Un mentorat d'écriture tout au long de la vie qui a commencé par une histoire

Un mentorat d’écriture tout au long de la vie qui a commencé par une histoire

Jeannette Winterson : J’étais là quand Eleanor est née, et la première chose que j’ai faite a été de lui raconter une histoire. C’est la fille de ma plus vieille amie, Vicky Licorish, que j’ai rencontrée à l’université d’Oxford en 1979. Je n’ai jamais voulu d’enfants à moi, et ce n’est pas une décision que je regrette, mais j’adore l’avoir dans ma vie. Dès le début, elle est venue rester avec moi, et la lecture et l’écriture étaient ce que nous faisions. Je voulais qu’elle ait un peu du plaisir et de l’espièglerie que j’ai avec le langage. Nous souffrons tous mais, pour moi, écrire a été une joie. Cela m’a apporté plus que toute autre chose dans ma vie, et je voulais transmettre cela.
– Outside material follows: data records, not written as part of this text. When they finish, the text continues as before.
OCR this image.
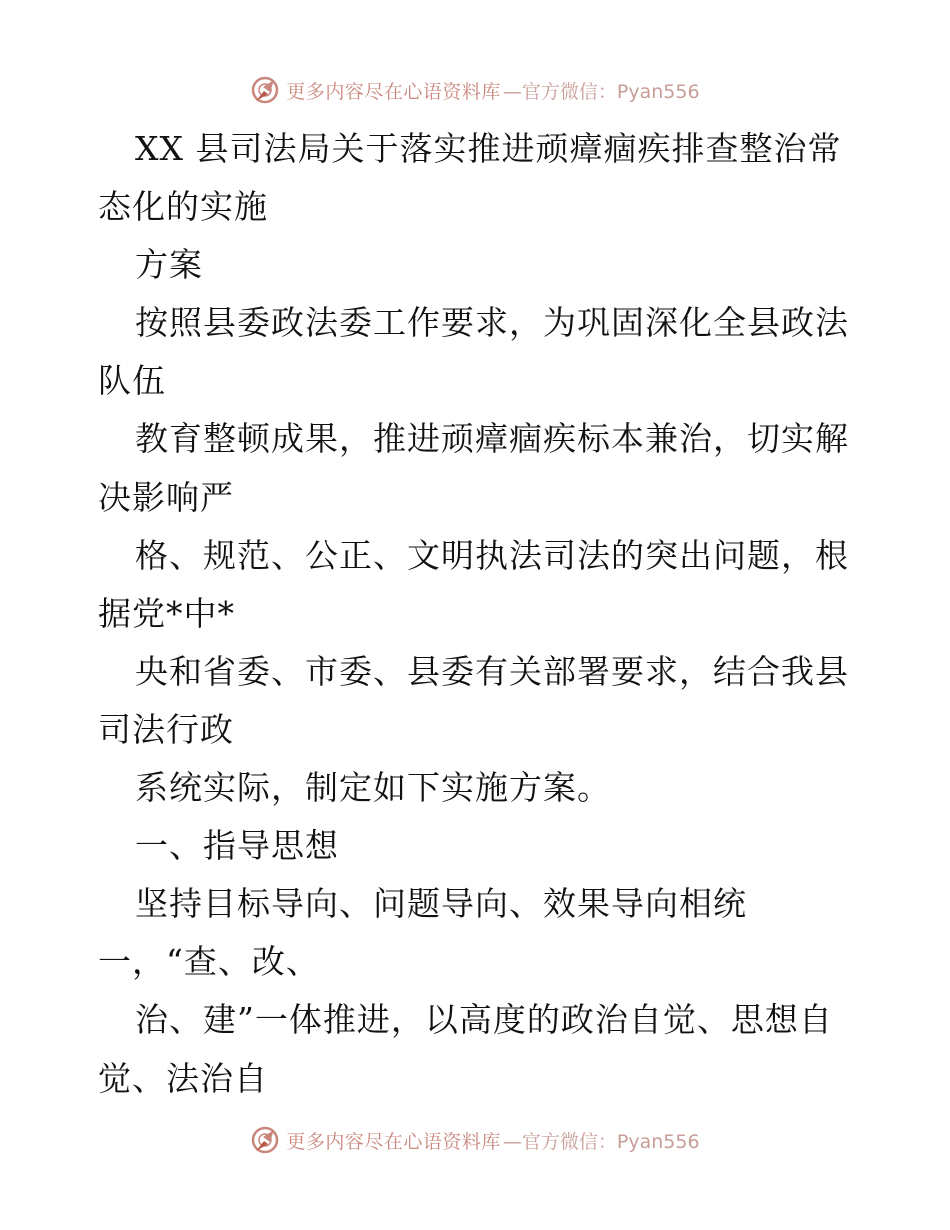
更多内容尽在心语资料库 —官方微信：Pyan556
XX 县司法局关于落实推进顽瘴痼疾排查整治常
态化的实施
方案
按照县委政法委工作要求，为巩固深化全县政法
队伍
教育整顿成果，推进顽瘴痼疾标本兼治，切实解
决影响严
格、规范、公正、文明执法司法的突出问题，根
据党*中*
央和省委、市委、县委有关部署要求，结合我县
司法行政
系统实际，制定如下实施方案。
一、指导思想
坚持目标导向、问题导向、效果导向相统
一，“查、改、
治、建”一体推进，以高度的政治自觉、思想自
觉、法治自
更多内容尽在心语资料库 —官方微信：Pyan556
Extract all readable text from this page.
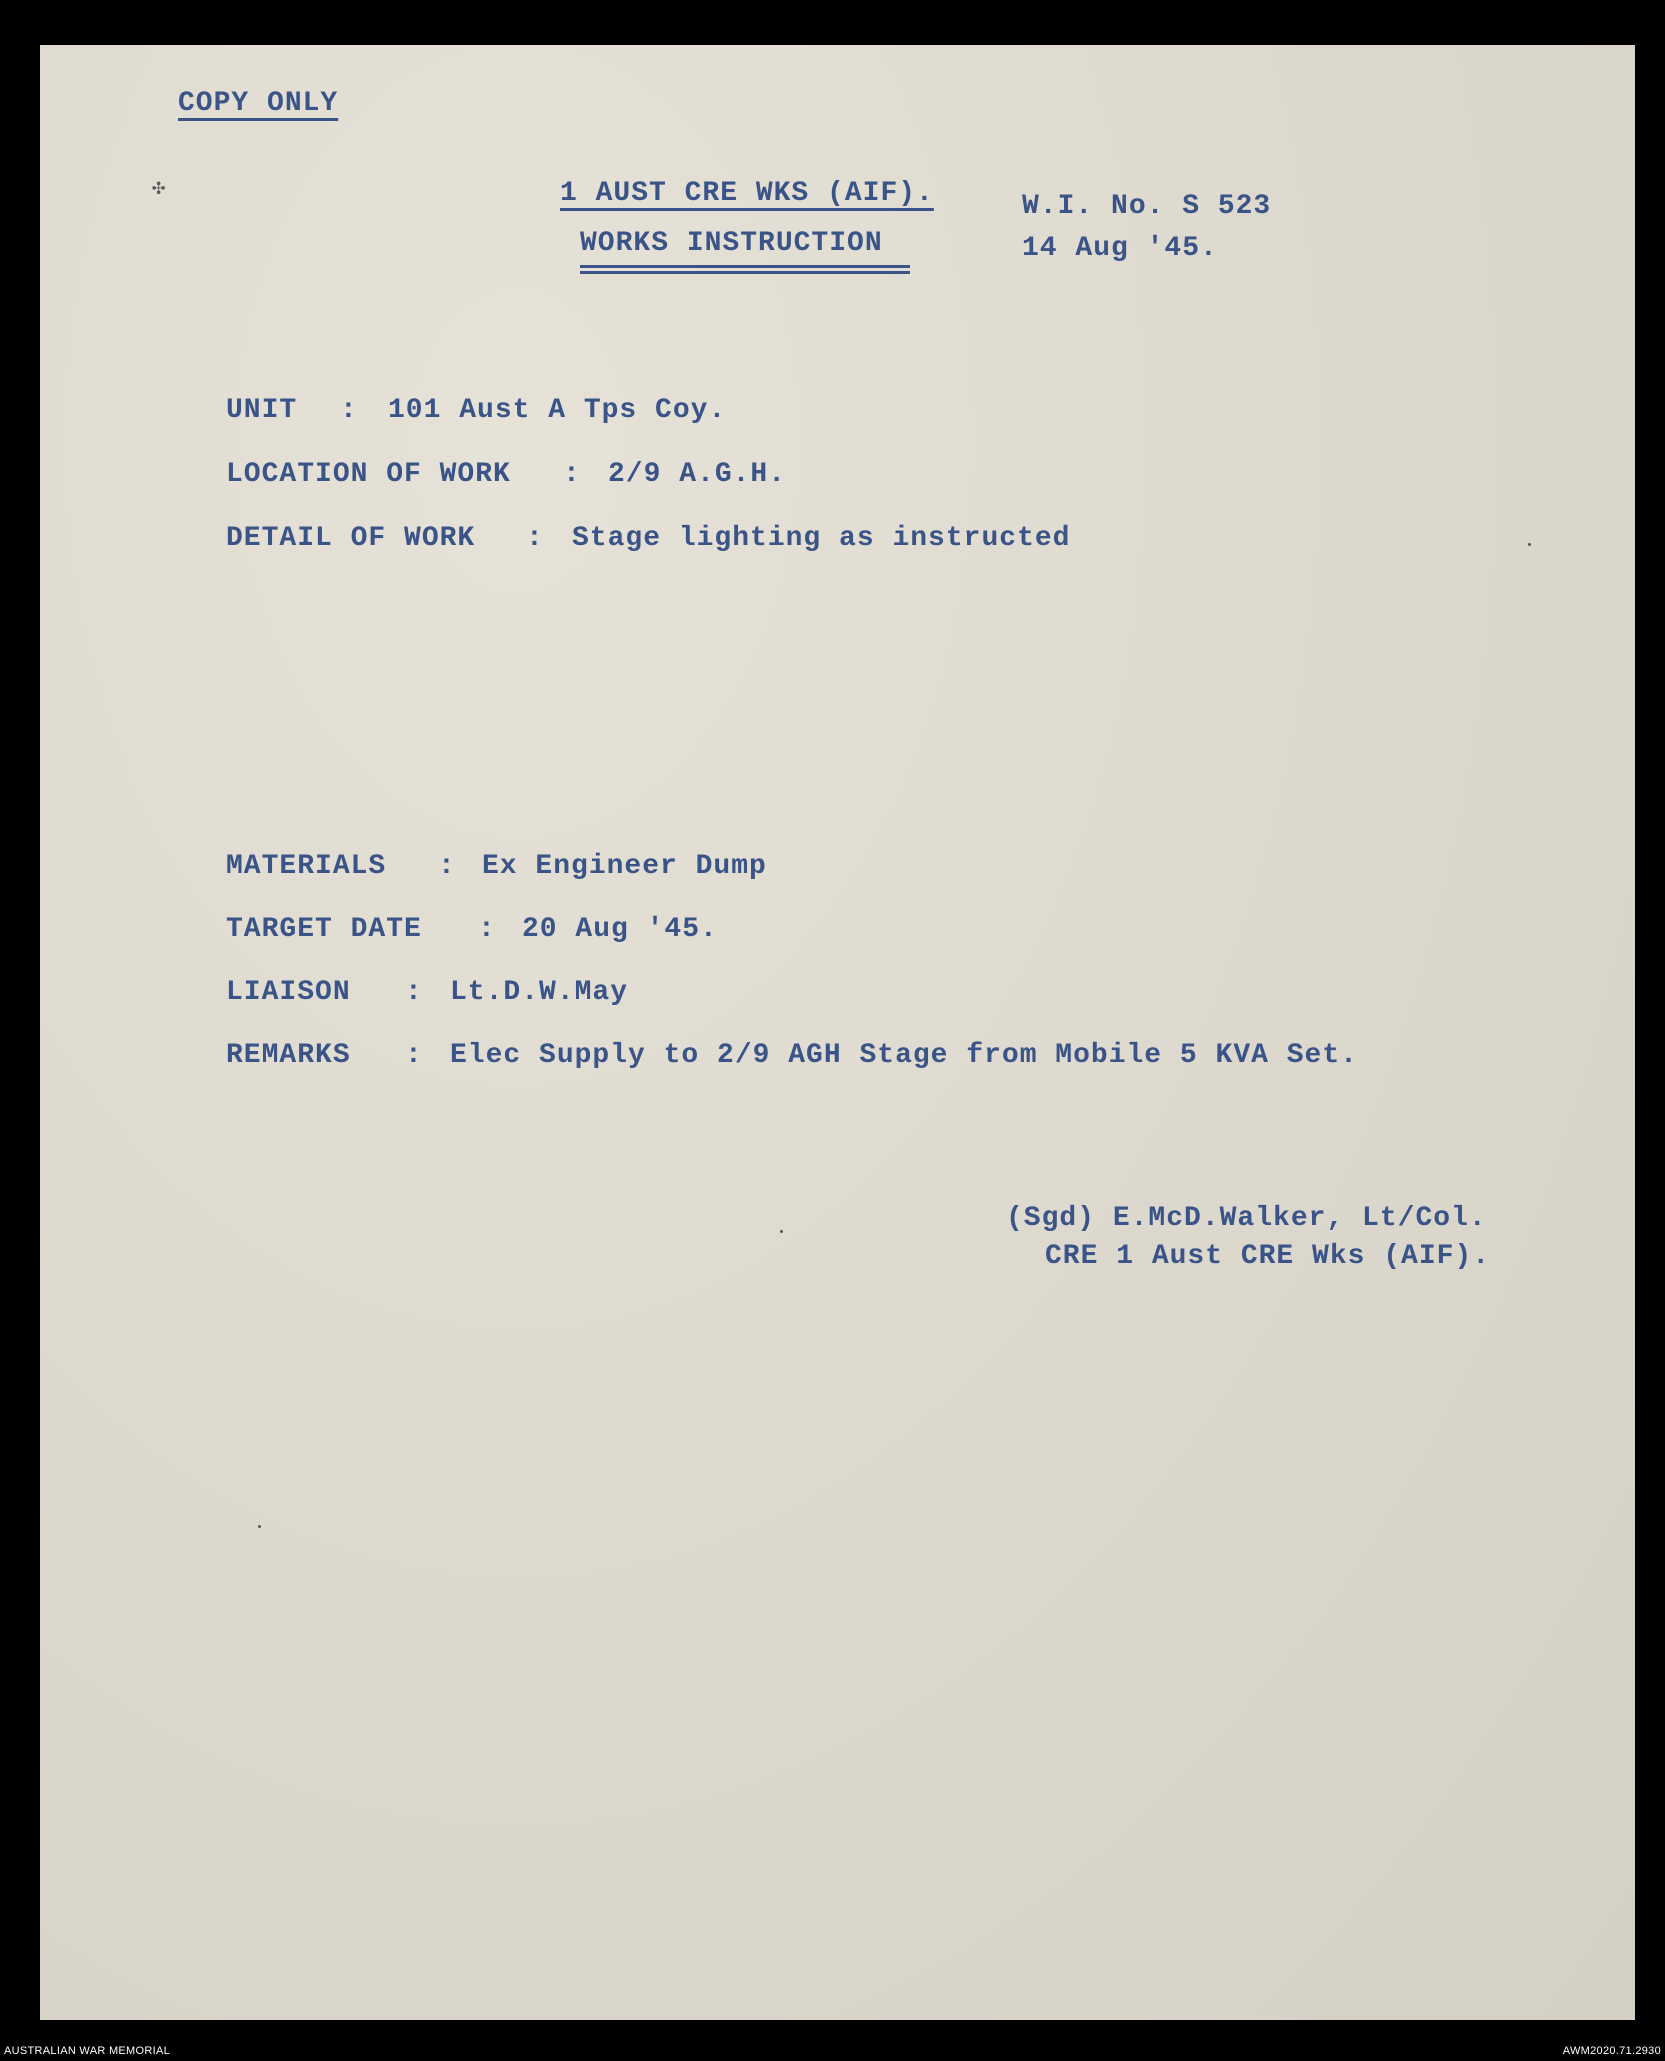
COPY ONLY
✣	1 AUST CRE WKS (AIF).	W.I. No. S 523
WORKS INSTRUCTION	14 Aug '45.
UNIT : 101 Aust A Tps Coy.
LOCATION OF WORK : 2/9 A.G.H.
DETAIL OF WORK : Stage lighting as instructed
MATERIALS : Ex Engineer Dump
TARGET DATE : 20 Aug '45.
LIAISON : Lt.D.W.May
REMARKS : Elec Supply to 2/9 AGH Stage from Mobile 5 KVA Set.
(Sgd) E.McD.Walker, Lt/Col.
CRE 1 Aust CRE Wks (AIF).
AUSTRALIAN WAR MEMORIAL	AWM2020.71.2930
À travers moi, elle a vu qu’il était possible de vivre une vie d’écrivain, aussi bien de manière pratique que créative. Nous sommes des écrivains très différents, et j’aime ça. Nous utilisons tous les deux l’histoire, mais je l’utilise comme une drogue psychotrope plutôt que comme un passé recherché et vérifiable. Je suis fasciné par les états intérieurs, et peu préoccupé par ce qu’on appelle généralement la réalité.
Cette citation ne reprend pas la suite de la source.